L’idée d’un rapprochement entre les deux fractions de fait du POSDR – désormais scindé en deux partis – surgit naturellement. Certes, à l’époque où les négociations s’intensifièrent, deux courants souterrains traversaient déjà le parti. L’un persistait non seulement à affirmer, mais à croire que la révolution progressait. Même après l’échec de décembre 1905, la foi en une nouvelle vague révolutionnaire immédiate restait vive au sein du congrès. AÀ cette époque, elle habitait encore Vladimir Ilitch lui-même.
Quant aux mencheviks – dont une partie, on le sait, sombra plus tard dans le liquidationnisme –, dès l’automne 1905, avant décembre, ils penchaient déjà pour l’idée d’un reflux révolutionnaire.

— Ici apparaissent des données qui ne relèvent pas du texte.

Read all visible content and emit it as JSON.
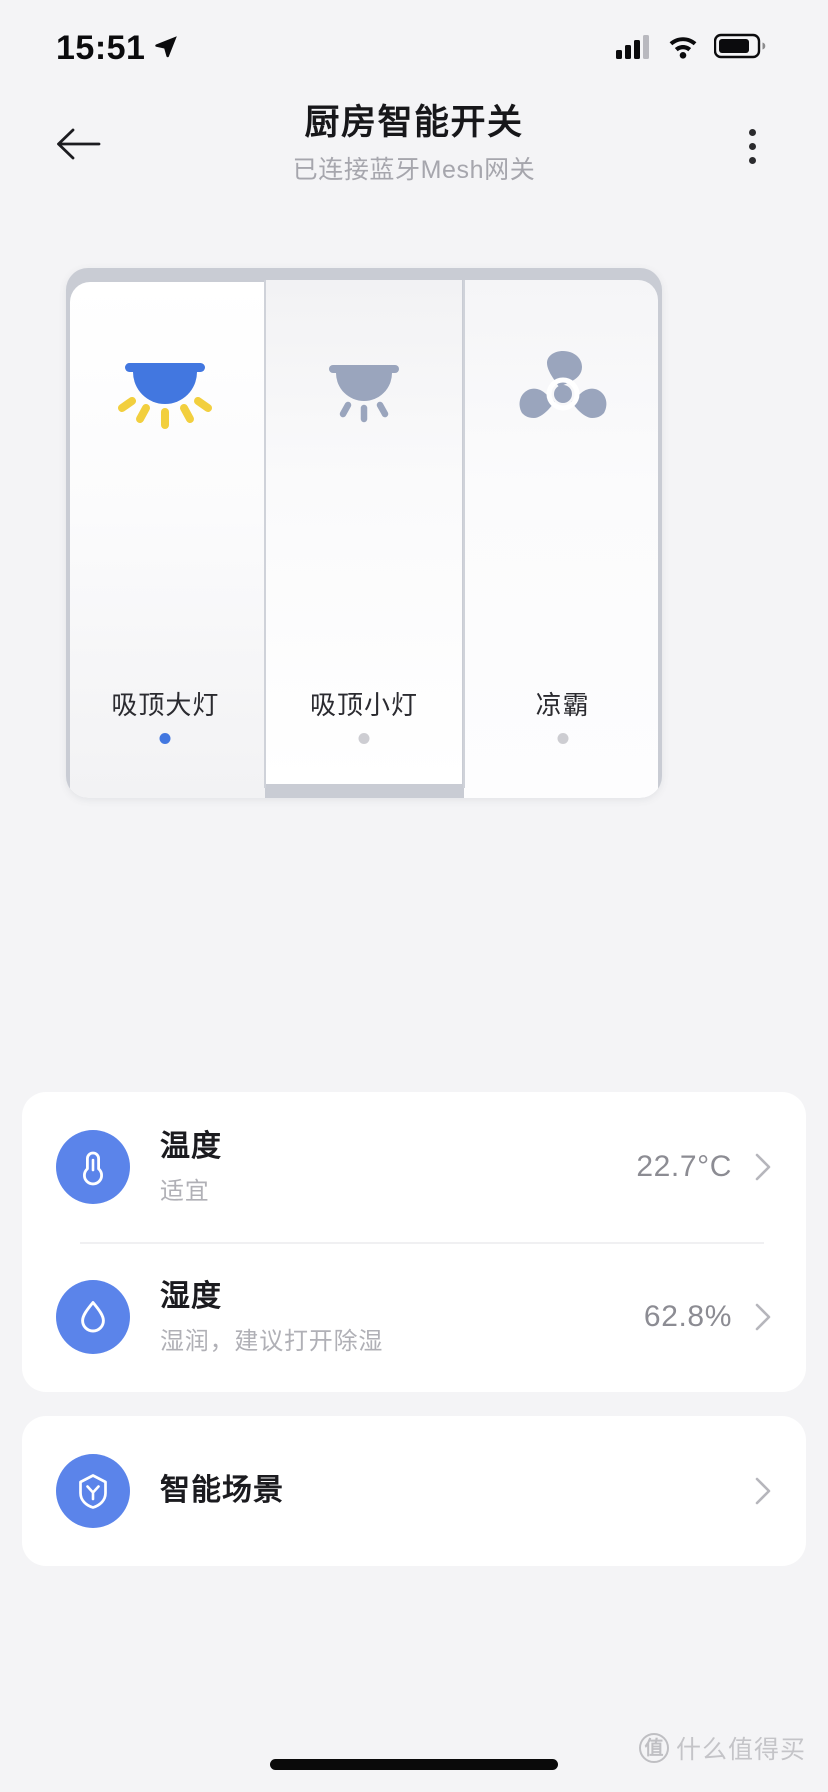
{
  "status_bar": {
    "time": "15:51",
    "location_icon": "location-arrow-icon",
    "cellular_icon": "cellular-signal-icon",
    "wifi_icon": "wifi-icon",
    "battery_icon": "battery-icon"
  },
  "nav": {
    "back_icon": "back-arrow-icon",
    "title": "厨房智能开关",
    "subtitle": "已连接蓝牙Mesh网关",
    "more_icon": "more-vertical-icon"
  },
  "switch_panel": {
    "keys": [
      {
        "label": "吸顶大灯",
        "icon": "ceiling-lamp-icon",
        "state": "on",
        "dot_color": "#4277e0"
      },
      {
        "label": "吸顶小灯",
        "icon": "ceiling-lamp-icon",
        "state": "off",
        "dot_color": "#cdcdd2"
      },
      {
        "label": "凉霸",
        "icon": "fan-icon",
        "state": "off",
        "dot_color": "#cdcdd2"
      }
    ]
  },
  "sensors": [
    {
      "icon": "thermometer-icon",
      "title": "温度",
      "subtitle": "适宜",
      "value": "22.7°C",
      "chevron": "chevron-right-icon"
    },
    {
      "icon": "water-drop-icon",
      "title": "湿度",
      "subtitle": "湿润，建议打开除湿",
      "value": "62.8%",
      "chevron": "chevron-right-icon"
    }
  ],
  "scene": {
    "icon": "shield-scene-icon",
    "title": "智能场景",
    "chevron": "chevron-right-icon"
  },
  "watermark": {
    "badge": "值",
    "text": "什么值得买"
  },
  "colors": {
    "accent_blue": "#4277e0",
    "icon_circle_blue": "#5b84ea",
    "lamp_ray_yellow": "#f2cf3e",
    "inactive_gray": "#9aa5bd",
    "panel_frame": "#c9ccd4",
    "page_bg": "#f4f4f6"
  }
}
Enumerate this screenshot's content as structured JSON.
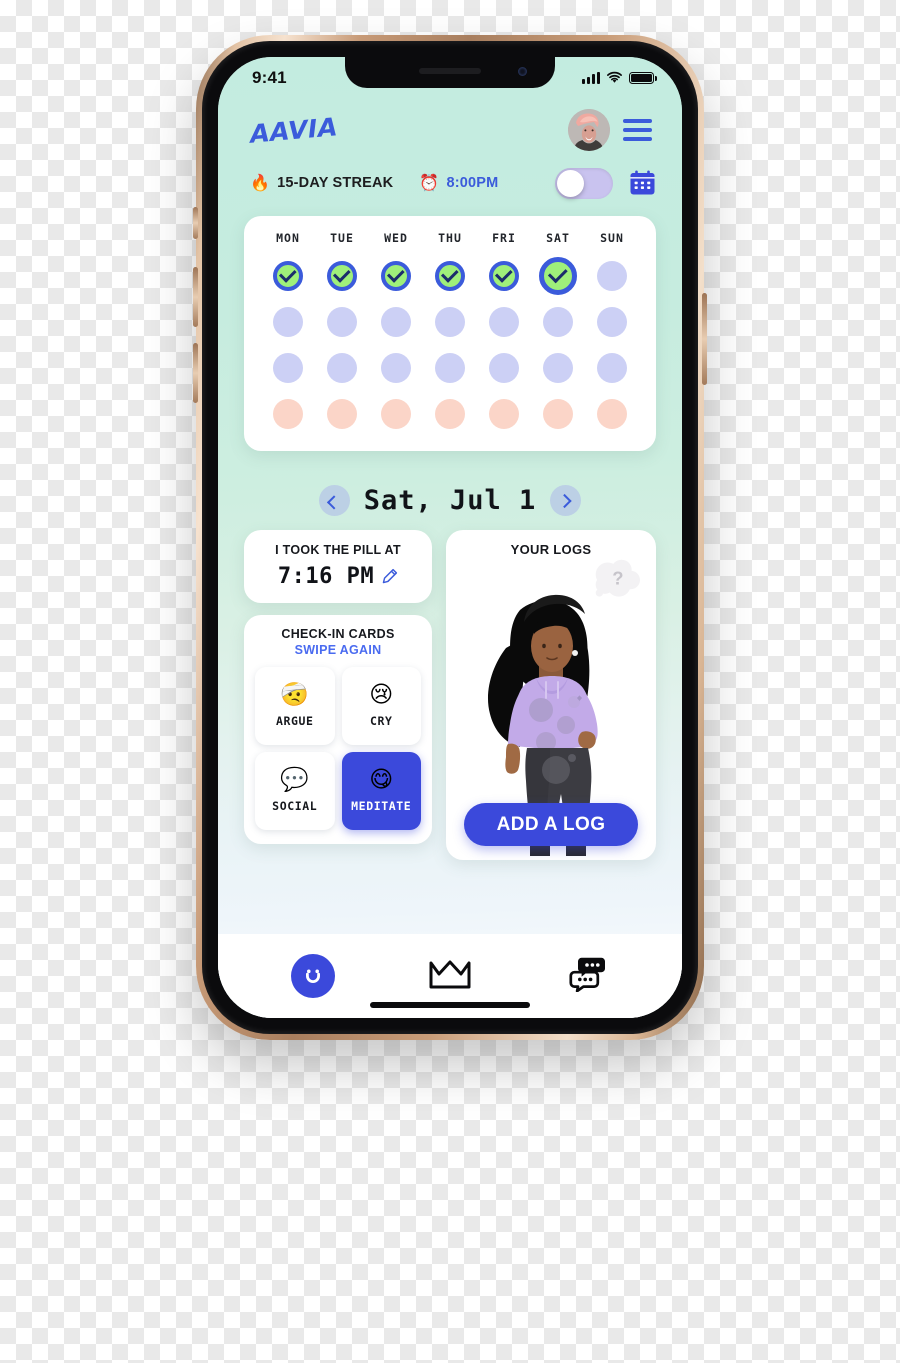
{
  "status_bar": {
    "time": "9:41",
    "signal_icon": "cellular-signal-icon",
    "wifi_icon": "wifi-icon",
    "battery_icon": "battery-icon"
  },
  "header": {
    "logo": "AAVIA",
    "avatar_icon": "user-avatar",
    "menu_icon": "hamburger-menu-icon"
  },
  "streak_row": {
    "fire_icon": "🔥",
    "streak_text": "15-DAY STREAK",
    "alarm_icon": "⏰",
    "reminder_time": "8:00PM",
    "toggle_state": "off",
    "toggle_icon": "reminder-toggle",
    "calendar_icon": "calendar-icon"
  },
  "calendar": {
    "day_labels": [
      "MON",
      "TUE",
      "WED",
      "THU",
      "FRI",
      "SAT",
      "SUN"
    ],
    "rows": [
      {
        "name": "week-1",
        "cells": [
          "done",
          "done",
          "done",
          "done",
          "done",
          "done-today",
          "lavender"
        ]
      },
      {
        "name": "week-2",
        "cells": [
          "lavender",
          "lavender",
          "lavender",
          "lavender",
          "lavender",
          "lavender",
          "lavender"
        ]
      },
      {
        "name": "week-3",
        "cells": [
          "lavender",
          "lavender",
          "lavender",
          "lavender",
          "lavender",
          "lavender",
          "lavender"
        ]
      },
      {
        "name": "week-4",
        "cells": [
          "peach",
          "peach",
          "peach",
          "peach",
          "peach",
          "peach",
          "peach"
        ]
      }
    ],
    "colors": {
      "done_fill": "#9ff07a",
      "done_ring": "#3b5bdb",
      "lavender": "#ccd0f5",
      "peach": "#fbd5c8"
    }
  },
  "date_nav": {
    "prev_icon": "chevron-left-icon",
    "next_icon": "chevron-right-icon",
    "current_date": "Sat, Jul 1"
  },
  "pill_card": {
    "label": "I TOOK THE PILL AT",
    "time": "7:16 PM",
    "edit_icon": "pencil-edit-icon"
  },
  "checkin_card": {
    "title": "CHECK-IN CARDS",
    "subtitle": "SWIPE AGAIN",
    "chips": [
      {
        "emoji": "🤕",
        "label": "ARGUE",
        "selected": false,
        "icon": "head-bandage-emoji"
      },
      {
        "emoji": "😢",
        "label": "CRY",
        "selected": false,
        "icon": "crying-face-emoji"
      },
      {
        "emoji": "💬",
        "label": "SOCIAL",
        "selected": false,
        "icon": "speech-bubble-emoji"
      },
      {
        "emoji": "😋",
        "label": "MEDITATE",
        "selected": true,
        "icon": "savoring-face-emoji"
      }
    ],
    "selected_color": "#3b49db"
  },
  "logs_card": {
    "title": "YOUR LOGS",
    "thought_bubble": "?",
    "illustration": "woman-standing-illustration",
    "button_label": "ADD A LOG",
    "button_color": "#3b49db"
  },
  "tab_bar": {
    "tabs": [
      {
        "name": "tab-home",
        "icon": "smiley-face-icon",
        "active": true
      },
      {
        "name": "tab-rewards",
        "icon": "crown-icon",
        "active": false
      },
      {
        "name": "tab-chat",
        "icon": "chat-bubbles-icon",
        "active": false
      }
    ]
  }
}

Pourtant, ceux qui anticipaient de nouvelles victoires comme ceux qui prévoyaient une retraite s’accordaient sur un point : la nécessité d’unir les rangs ouvriers, tant pour l’offensive que pour une défense organisée. D’où d’interminables négociations cherchant des voies vers l’unité. […]
J’entendis personnellement ce genre de raisonnements dans la bouche de Plékhanov. Peut-être sous son influence, les dirigeants mencheviks partageaient-ils cette vision.
Il faut cependant préciser que chaque fraction nourrissait l’espoir d’obtenir la majorité au Congrès de Stockholm. On imaginait que le congrès prendrait une teinte politique claire, simplifiant ainsi l’unification. […]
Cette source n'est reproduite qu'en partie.